Les langues se nourrissent tout naturellement les unes et les autres par des emprunts constants. Les mots qui viennent d’ailleurs sont à la fois un enrichissement et l’expression du dynamisme du langage. Cependant, quand tous les emprunts proviennent d’une seule et unique langue, l’anglais, qui s’infiltre un peu partout, sans véritable réciprocité, il faut se poser des questions.


 

Cette invasion devient particulièrement manifeste lorsqu’on substitue un mot du vocabulaire courant par un autre en anglais qui a exactement le même sens. Les emprunts se justifient la plupart du temps parce que le mot étranger apporte une nuance de sens qui n’existait pas dans la langue maternelle. Mais lorsque la substitution se fait sans raison, on peut alors parler d’une domination culturelle qui peut avoir de réelles conséquences.


 

Le Québec, avec ces centaines de millions d’anglophones qui nous entourent, est particulièrement vulnérable à ce genre d’emprunts qui se multiplient. D’autres langues connaissent aussi ce même problème. Dans tous les cas, les traces d’une domination sont évidentes : l’anglicisme s’impose par l’éclat de sa nouveauté, comme si le fait de renommer les choses en anglais leur donnait une portée plus puissante, immédiate et universelle.


 

Par exemple, un « winner » gagne certainement plus qu’un « gagnant », d’autant plus qu’il se dénomme dans la langue du plus fort. « Foodie » rend désuets « gourmet » et « gastronome », des mots pourtant très justes et parfaitement appropriés. « Weird » est plus bizarre que « bizarre », comme « moron » désignerait un degré de plus dans l’idiotie que « niaiseux » ou « imbécile ». Une personne « deep » vaut certes plus qu’une personne simplement « profonde ». Finir sa phrase par « fine ! » plutôt que par « bien ! » donne un petit coté « cool » et bien branché que ne rend pas le piètre mot en français. Pourquoi parler de « liste noire » alors qu’on peut dire « black list », ou se plaindre des effets du décalage horaire alors que les Anglos parlent de « jetlag » ? Un vocabulaire de perdants… oh pardon !…. de « losers ».


 

Même les jurons sont affectés…


 

Si les Britanniques utilisent le terme français « queue » pour une file d’attente, nous les avons heureusement rappelés à l’ordre en lui préférant « line up ». Même les jurons sont affectés : le mot « fucking » que l’on glisse un peu partout dans nos phrases semble plus rageur que nos pauvres vieux sacres ringards.
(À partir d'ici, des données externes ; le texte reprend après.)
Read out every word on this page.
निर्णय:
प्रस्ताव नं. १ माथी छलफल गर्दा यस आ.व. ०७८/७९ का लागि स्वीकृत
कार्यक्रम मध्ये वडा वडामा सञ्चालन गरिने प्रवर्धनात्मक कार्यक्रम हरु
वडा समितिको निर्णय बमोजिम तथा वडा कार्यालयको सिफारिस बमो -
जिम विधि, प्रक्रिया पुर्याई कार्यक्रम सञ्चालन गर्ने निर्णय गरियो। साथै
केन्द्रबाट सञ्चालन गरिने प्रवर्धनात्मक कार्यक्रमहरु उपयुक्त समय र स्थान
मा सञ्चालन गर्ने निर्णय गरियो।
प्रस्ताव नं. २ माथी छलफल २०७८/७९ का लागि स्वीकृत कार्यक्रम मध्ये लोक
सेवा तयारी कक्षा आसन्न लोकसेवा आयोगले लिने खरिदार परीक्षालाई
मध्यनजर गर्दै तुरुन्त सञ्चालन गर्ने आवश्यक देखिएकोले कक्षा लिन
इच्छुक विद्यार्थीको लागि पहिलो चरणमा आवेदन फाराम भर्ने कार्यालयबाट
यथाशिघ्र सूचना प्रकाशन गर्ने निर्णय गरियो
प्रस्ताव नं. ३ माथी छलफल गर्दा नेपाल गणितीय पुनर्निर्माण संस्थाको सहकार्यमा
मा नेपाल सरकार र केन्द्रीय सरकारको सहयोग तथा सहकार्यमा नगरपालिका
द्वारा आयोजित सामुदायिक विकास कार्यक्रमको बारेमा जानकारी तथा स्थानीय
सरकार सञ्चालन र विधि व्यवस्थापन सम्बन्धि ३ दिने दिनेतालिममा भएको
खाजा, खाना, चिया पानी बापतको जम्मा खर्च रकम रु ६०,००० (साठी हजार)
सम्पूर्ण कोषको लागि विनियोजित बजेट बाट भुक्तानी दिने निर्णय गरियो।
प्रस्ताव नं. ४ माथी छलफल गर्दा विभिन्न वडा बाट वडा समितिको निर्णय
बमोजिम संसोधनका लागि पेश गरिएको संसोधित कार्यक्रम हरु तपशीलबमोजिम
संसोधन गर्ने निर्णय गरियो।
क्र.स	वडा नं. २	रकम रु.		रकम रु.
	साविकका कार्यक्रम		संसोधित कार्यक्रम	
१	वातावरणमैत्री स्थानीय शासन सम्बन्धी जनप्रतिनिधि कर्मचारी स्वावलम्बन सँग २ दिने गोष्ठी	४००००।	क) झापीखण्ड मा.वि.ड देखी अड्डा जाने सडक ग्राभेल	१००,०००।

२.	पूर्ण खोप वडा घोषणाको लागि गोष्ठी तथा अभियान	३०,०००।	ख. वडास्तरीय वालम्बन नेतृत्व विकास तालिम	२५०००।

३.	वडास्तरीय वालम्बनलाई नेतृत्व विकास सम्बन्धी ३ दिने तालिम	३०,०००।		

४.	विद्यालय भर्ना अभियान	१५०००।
Les exclamations plus inoffensives se font quant à elles supplanter par l’omniprésent « oh my God ! ». (Il faudrait d’ailleurs que je fasse un « back up » — et non pas une « copie » — du dossier où j’ai noté ces différentes expressions.)


 

Il serait possible de continuer longtemps. Sans être un puriste de la langue et sans vouloir faire la morale, il paraît évident que ces nombreuses substitutions sont symptomatiques d’une subtile colonisation du langage qui découle de l’omniprésence de la culture anglo-saxonne, elle-même en revanche très peu ouverte aux productions étrangères.